たとえ正しくなくても、愛おしい記憶。
記憶はときどきあやふやになったりしているのに思い出している最中はそれが正しい記憶だったと思っていることもある。
わたしの母は記憶にグラデーションを帯びて来たのが去年あたりだけれど。
今は食事の時以外はベッドの上で過ごしている。
彼女の寝ているベッドからは窓からの借景が見える。
お隣のお隣あたりの赤い屋根が見えるのだけど。
彼女にはその赤い屋根になにかしらのあらたな記憶があるみたいで。
いつも夕方あたりになると彼女のなかにだけあるエピソードを話し出す。
いつも、あの瓦の傾斜がねって言葉から始まる。
一冊の本の始まりのようにいつも同じだ。
あの傾斜がおかしくなるのをね、落ちそうになりながら一生懸命、高校生の息子さんが直しているのよ。
って続く。
そのお宅には息子さんもいらっしゃらないし。
屋根も瓦ではないスレート屋根なのだけど。
それでも母にはその景色が見えてるらしい。
母の言う高校生の息子さんは、ずっと小さい頃からお父さんの仕事である大工さんの見習いのようなことを必ず夏休みになるとやっていたと。
彼女の折り畳まれた記憶をほどくように話してくれる。
母のいろいろな記憶のエピソードはこれ以外にもあるのだけど。
わたしは母のその記憶のことを、正そうとは思わない。
いつしか、彼女のそれをあたらしい物語のように聞いているじぶんに気が付いた。
この話は、その息子さんがいつも屋根から転がり落ちそうになっても、なんとか耐えて元の位置まで這い上がり、それでお父さんに心配されたり叱られたりしながら、屋根は修理されていくという結びを迎える。

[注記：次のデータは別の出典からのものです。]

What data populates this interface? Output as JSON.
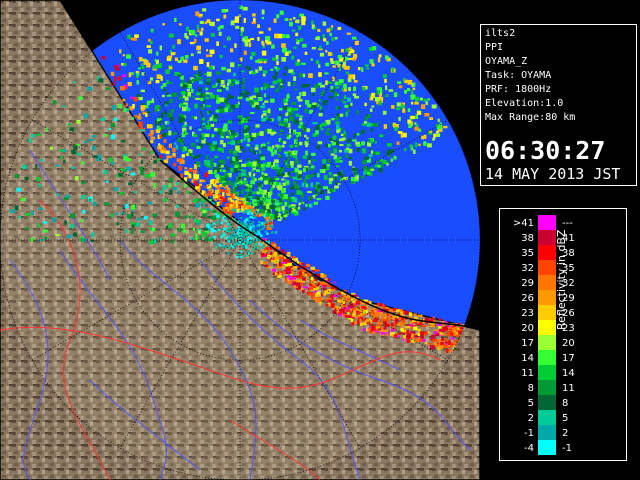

そして、その後親の仕事を継ぐとはどういうことかとか。
それがほんとうにやりたいことなら幸せかもねとか。
体育はぜったい得意だろうねとか、そんな話まで伸びてゆく。
そしてわたしが頷いたり、ちょっと問いかけたりしていると。
母も安心したかのように、すやすやと眠るのだけど。
母の記憶とつきあってると、まちがった記憶なんてないのかもしれないと思う。
わたしは夢想であるとかいまそこにない映像を想像してみるのが好きなせいか。
母の記憶はわたしにとっても安らぎだなって思うことがある。
介護ははじまってみたらわりとほんのりほんわかしていた。
ある日母がショートステイで施設にお世話になっている間。
わたしも母と同じベッドで眠ってみた。
眠り心地がよくていつのまにか眠っていた。
朝起きると出窓からは屋根と屋根のはざまにぽっかり浮かぶ雲に出会えた。
ああ、この景色を見ながら母は毎日なにかしら感じているんだなって思うとすこしじんとしていた。
同じ部屋に暮らしていても座る椅子の位置や眠るベッドの位置からでは、見ている風景はまるで違うのだと気づく。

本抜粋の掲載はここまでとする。